The administration has created several campus initiatives to promote diversity on campus, such as the Multicultural Initiatives division of Student Affairs, which includes the Multicultural Presidents Council, a group that brings together leaders of different student organizations to promote diversity.
“I’m part of the Multicultural Presidents Council,” said Nguyen. “That’s something we’re working on — bringing diversity to everybody. It shouldn’t be just an Asian thing. In our particular case, there’s not that many Vietnamese. So we definitely reach out to everybody and anybody.”
In addition, there is the Diversity Advisory Council, chaired by Carnegie Mellon President Jared Cohon. The council’s role is to “assess the status of diversity at Carnegie Mellon [and] study the issues and challenges associated with increasing diversity at the university,” according to its website.
Some Asian students reported that being in an environment with many other Asian students has changed their perspective, which many see as a potential benefit to attending a school with such a substantial Asian population like Carnegie Mellon.
“It definitely had an influence on me. I actually came in rather white-washed. I came from an area with not many Asians,” said Nguyen. “Coming here was definitely a new experience for me. It gave me a different perspective now that I wasn’t entirely the minority anymore.”

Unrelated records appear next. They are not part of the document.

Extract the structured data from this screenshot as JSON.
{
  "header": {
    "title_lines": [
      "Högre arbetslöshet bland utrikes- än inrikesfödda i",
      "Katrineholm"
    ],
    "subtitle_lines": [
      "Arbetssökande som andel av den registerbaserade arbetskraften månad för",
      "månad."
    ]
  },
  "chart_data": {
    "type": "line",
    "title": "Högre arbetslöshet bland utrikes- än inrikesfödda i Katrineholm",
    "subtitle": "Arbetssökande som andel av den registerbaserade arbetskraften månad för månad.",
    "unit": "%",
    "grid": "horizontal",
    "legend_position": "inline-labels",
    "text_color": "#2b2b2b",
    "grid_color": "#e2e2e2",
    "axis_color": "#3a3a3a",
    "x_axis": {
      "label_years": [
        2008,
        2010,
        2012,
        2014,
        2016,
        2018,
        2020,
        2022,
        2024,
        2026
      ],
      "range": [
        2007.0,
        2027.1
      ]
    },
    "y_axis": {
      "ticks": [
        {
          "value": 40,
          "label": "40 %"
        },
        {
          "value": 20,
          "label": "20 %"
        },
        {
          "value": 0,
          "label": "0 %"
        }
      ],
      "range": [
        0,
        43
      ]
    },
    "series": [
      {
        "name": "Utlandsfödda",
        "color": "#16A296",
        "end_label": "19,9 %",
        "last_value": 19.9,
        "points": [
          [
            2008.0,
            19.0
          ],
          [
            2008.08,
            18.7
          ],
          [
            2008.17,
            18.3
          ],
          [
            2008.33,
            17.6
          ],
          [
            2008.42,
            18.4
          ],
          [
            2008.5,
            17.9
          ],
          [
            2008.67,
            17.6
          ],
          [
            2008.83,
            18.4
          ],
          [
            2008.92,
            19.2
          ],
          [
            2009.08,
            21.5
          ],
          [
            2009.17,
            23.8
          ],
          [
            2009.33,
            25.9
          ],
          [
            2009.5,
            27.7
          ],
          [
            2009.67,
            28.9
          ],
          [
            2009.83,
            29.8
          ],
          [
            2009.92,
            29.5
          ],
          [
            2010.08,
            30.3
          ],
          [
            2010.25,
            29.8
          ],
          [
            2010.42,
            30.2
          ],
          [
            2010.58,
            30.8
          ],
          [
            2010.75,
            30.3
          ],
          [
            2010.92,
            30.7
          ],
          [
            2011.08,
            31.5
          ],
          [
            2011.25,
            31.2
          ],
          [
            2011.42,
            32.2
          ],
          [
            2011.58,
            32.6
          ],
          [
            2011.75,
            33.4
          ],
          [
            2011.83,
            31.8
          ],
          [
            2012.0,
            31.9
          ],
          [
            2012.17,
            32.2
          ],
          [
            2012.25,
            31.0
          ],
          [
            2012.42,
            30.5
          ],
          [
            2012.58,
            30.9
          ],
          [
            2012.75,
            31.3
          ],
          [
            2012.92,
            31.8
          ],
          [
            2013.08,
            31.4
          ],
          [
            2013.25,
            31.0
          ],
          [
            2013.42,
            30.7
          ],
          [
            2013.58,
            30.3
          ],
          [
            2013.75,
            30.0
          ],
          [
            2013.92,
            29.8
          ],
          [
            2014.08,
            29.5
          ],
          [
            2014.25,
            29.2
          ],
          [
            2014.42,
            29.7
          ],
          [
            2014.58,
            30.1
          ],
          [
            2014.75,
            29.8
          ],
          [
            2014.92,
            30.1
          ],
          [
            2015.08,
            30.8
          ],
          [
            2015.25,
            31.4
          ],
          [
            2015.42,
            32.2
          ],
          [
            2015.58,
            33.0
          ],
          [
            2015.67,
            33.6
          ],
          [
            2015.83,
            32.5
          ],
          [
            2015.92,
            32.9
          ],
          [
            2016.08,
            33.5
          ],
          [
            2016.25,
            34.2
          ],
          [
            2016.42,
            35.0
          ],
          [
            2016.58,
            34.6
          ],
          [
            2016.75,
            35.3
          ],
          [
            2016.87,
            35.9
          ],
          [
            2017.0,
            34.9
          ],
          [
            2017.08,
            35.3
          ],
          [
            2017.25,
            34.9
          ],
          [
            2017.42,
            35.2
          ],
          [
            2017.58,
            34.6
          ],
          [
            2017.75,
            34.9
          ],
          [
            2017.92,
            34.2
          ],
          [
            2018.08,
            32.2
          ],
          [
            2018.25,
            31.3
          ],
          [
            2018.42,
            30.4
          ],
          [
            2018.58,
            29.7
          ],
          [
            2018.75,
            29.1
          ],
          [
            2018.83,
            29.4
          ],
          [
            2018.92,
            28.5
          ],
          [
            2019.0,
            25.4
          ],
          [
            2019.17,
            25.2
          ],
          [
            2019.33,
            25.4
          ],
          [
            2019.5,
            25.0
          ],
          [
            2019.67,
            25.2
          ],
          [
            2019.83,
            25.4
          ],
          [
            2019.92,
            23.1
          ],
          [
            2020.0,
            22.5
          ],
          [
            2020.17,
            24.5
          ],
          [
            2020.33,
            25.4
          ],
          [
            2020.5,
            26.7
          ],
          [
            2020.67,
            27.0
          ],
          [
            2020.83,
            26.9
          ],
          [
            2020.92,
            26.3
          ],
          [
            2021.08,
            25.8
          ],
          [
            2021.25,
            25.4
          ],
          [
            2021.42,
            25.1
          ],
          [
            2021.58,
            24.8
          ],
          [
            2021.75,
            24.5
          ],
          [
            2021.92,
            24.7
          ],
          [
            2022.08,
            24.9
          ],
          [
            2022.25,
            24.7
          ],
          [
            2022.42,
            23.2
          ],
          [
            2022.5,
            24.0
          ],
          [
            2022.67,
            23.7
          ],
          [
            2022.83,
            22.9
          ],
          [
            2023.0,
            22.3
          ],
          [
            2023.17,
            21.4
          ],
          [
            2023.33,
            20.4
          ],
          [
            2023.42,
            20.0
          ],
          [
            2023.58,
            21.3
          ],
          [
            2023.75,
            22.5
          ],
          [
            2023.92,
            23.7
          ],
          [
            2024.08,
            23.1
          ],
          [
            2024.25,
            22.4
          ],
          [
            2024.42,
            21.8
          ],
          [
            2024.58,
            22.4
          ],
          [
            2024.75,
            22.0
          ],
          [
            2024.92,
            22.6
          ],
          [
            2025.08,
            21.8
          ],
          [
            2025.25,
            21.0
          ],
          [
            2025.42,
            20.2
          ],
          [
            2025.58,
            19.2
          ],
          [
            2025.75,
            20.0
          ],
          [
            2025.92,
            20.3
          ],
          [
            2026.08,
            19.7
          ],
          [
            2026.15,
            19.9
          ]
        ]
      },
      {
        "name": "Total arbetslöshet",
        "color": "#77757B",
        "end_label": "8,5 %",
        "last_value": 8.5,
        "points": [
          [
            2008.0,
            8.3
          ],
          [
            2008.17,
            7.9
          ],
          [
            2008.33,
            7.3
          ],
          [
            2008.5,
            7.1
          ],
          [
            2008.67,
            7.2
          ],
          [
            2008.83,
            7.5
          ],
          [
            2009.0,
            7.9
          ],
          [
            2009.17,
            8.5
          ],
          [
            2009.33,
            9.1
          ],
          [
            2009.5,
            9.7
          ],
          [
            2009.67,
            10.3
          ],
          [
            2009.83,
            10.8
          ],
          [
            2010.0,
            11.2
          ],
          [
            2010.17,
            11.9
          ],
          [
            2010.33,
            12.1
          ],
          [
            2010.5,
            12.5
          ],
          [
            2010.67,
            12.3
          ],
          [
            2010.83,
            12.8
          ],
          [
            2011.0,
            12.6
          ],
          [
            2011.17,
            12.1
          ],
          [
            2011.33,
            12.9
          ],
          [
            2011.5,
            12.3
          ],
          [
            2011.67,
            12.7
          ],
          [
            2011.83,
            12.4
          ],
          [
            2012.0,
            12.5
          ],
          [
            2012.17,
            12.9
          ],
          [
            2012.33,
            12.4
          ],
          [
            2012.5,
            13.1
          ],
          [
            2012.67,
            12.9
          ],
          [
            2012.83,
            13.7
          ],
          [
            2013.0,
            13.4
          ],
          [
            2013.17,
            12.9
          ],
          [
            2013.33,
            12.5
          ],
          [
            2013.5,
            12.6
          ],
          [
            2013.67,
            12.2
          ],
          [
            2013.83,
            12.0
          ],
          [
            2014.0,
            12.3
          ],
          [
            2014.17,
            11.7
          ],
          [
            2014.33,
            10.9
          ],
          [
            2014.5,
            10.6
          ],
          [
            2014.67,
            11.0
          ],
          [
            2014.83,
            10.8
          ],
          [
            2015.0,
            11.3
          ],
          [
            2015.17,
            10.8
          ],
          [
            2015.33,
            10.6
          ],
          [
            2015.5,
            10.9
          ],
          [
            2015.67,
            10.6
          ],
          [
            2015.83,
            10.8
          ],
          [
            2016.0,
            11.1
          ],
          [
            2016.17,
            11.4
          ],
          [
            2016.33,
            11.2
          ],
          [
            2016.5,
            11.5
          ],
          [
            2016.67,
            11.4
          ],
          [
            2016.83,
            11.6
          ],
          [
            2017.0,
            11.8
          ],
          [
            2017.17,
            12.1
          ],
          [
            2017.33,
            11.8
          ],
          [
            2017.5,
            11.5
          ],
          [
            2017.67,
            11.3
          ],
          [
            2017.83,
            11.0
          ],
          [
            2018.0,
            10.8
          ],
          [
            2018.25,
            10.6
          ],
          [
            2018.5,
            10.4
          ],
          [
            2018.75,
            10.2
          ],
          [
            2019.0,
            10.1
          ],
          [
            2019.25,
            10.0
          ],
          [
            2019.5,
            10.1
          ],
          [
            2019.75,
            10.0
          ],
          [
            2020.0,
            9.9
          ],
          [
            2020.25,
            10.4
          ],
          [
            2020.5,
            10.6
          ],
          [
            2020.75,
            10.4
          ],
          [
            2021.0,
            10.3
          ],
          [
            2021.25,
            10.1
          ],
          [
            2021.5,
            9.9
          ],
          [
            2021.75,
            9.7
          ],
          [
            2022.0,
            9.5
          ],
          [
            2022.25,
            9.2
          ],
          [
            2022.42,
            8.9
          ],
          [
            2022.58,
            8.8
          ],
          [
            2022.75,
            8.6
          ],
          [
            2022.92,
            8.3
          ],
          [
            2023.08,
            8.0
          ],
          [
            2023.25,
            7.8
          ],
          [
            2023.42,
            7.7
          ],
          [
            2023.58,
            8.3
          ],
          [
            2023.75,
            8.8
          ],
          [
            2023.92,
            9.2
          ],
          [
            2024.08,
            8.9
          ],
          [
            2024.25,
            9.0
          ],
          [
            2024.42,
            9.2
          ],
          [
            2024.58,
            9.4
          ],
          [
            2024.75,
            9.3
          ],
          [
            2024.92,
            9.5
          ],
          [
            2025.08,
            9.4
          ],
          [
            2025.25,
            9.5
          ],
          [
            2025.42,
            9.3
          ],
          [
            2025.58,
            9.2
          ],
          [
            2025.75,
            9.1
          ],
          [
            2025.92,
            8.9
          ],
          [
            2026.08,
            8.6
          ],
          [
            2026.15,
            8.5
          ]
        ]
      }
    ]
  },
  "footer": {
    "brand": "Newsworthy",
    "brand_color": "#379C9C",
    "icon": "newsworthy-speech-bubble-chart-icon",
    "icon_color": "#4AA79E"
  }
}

“White-washed” is a term used by some Asians to describe a person of a different ethnicity that has disregarded their culture of origin in favor of adopting Western culture.
There is a natural tendency among people to stick with members of one’s own group, whether the group is of race, religion, major, or other interests, Vice President of Enrollment William Elliott noted.
“Athletes have the tendency to hang together also,” he said. “African-American kids do the same thing. It’s natural.”
“But on the other hand,” Elliott continued, “if we go beyond what’s natural and use the opportunity to learn from one another, it’s fascinating what you can learn if you just ask a lot of questions.”